Ein Punkt als Zuckerstück: GWD-Trainer Frank Carstens hat eine klare Haltung zum 26:26 in Balingen

Gute Zuspiele, wichtige Tore: Mindens Teamkapitän Marian Michalczik, der hier gegen die Balinger Abwehr seinen Kreisläufer sucht, stellte seine Führungsqualität unter Beweis. Foto: Sebastian Baur/Eibner © Eibner-Pressefoto

Balingen. Punkt gewonnen oder Punkt verloren? Die Antwort auf die Standardfrage nach einem Unentschieden fiel Frank Carstens leicht. „Für uns ist das Ergebnis ein Vorteil. Wir holen einen Auswärtspunkt bei einem direkten Konkurrenten“, sagte der Coach des Handball-Bundesligisten GWD Minden am späten Samstagabend, nachdem sich sein Team im Kellerderby bei HBW Balingen-Weilstetten ein 26:26 (14:14) erkämpft hatte. GWD behauptete damit in der Tabelle den Zwei-Punkte-Vorsprung vor Balingen und baute das Polster auf die Eulen Ludwigshafen, die auf dem ersten Abstiegsplatz liegen, auf nun drei Zähler aus

Eine letzte entschlossene Angriffsaktion bescherte den Mindenern ein halbes Erfolgserlebnis und versüßte neben einer Kiste Tannenzäpfle-Bier die nächtliche Rückfahrt. Vladan Lipovina hatte Balingen zehn Sekunden vor dem Abpfiff mit einem Gewaltwurf mit 26:25 in Führung geworfen. Nach 59 Minuten zähen Ringens ließen die Gäste die Wirkung des Treffers an sich abprallen. Sie stürmten zur Mittellinie, der schnelle Anwurf brachte den Ball zu Marian Michalczik, und der Teamkapitän bewies Führungsqualität. Er passte den Ball zu Kreisläufer Magnus Gullerud, der Norweger vollendete den Angriff mit dem Ausgleichstreffer.

Angespannt verfolgen GWD-Trainer Frank Carstens sowie die Spieler Joscha Ritterbach (li.) und Kevin Gulliksen (re.) die Partie. Foto: Bauer/Eibner - © Eibner-Pressefoto
Angespannt verfolgen GWD-Trainer Frank Carstens sowie die Spieler Joscha Ritterbach (li.) und Kevin Gulliksen (re.) die Partie. Foto: Bauer/Eibner - © Eibner-Pressefoto

Der Jubel darüber fiel bescheiden aus.
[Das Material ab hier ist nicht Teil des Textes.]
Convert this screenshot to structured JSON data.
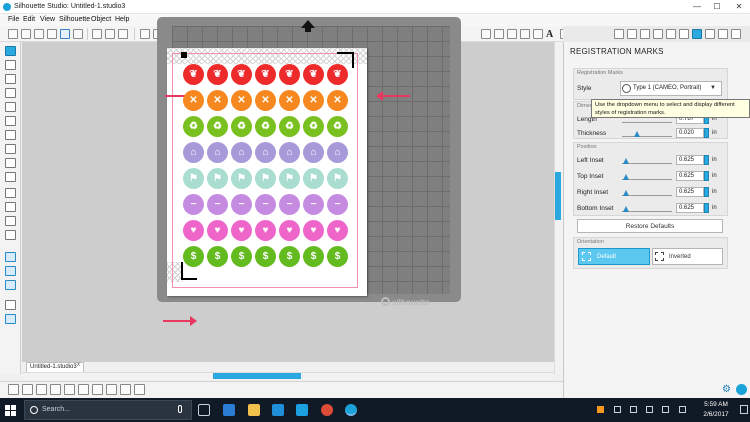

Zum einen fehlten den GWD-Profis nach einem zehrenden Kampf die Kraft, zum anderen mussten sie ihre Gefühle erst sortieren. Und so standen sie ein wenig ratlos auf dem Spielfeld herum. Neben ihnen die Gastgeber in den blauen Trikots, deren Emotionen deutlicher in den Gesichtern zu lesen war: „Du führst zehn Sekunden vor Schluss mit einem Tor und gewinnst doch nicht. Das ist schon extrem bitter“, fasste Jona Schoch, am Samstag bester HBW-Torschütze, die Enttäuschung nach dem nächsten sieglosen Spiel in Worte.

Von Carstens fiel mit dem Abpfiff großer Druck ab. Druck der zuvor auch auf den Schultern aller Spieler schwer gelastet hatte. „Es galt: Verlieren verboten“, nannte GWD-Spielmacher Juri Knorr später das Motto des Abends, und genauso hatten die Protagonisten zuvor das Spiel bestritten. Frei von jeder Leichtigkeit und arm an Kreativität ackerten sich die Handballer beider Seiten durch das Kellerduell.

Für Minden endete mit dem Punktgewinn nicht nur eine lange Durststrecke in fremder Halle. Die weiß gewandeten Männer holten sich den ersten Auswärtspunkt seit dem 26:25-Sieg bei der HSG Nordhorn-Lingen am 20. Oktober. Vor allem schlossen sie die psychisch wie physisch herausfordernden englischen Woche mit einem guten Gefühl. Nach drei Spielen in acht Tagen und den Niederlagen in Leipzig und gegen Kiel empfand Coach Carstens den Punktgewinn in Balingen wie ein die Bitterkeit linderndes Zuckerstück. „Wenn wir das auch noch verloren hätten, hätte ich die Welt nicht mehr verstanden“, sagte der Coach und lobte sein Team: „Nach dieser Woche noch so eine Energieleistung rauszuhauen, macht mich echt stolz.“

Seine Mannschaft holte sich in Baden-Württemberg den Punkt auf die gleiche Art zurück, wie sie ihn beim 30:30 im Hinspiel im November verlorenen verloren hatte. Damals ließ Jannik Hausmann die Balinger jubeln, Samstag entriss Gullerud den Gastgebern nach sechs Niederlagen in Folge den greifbar nahen ersten Sieg des Jahres.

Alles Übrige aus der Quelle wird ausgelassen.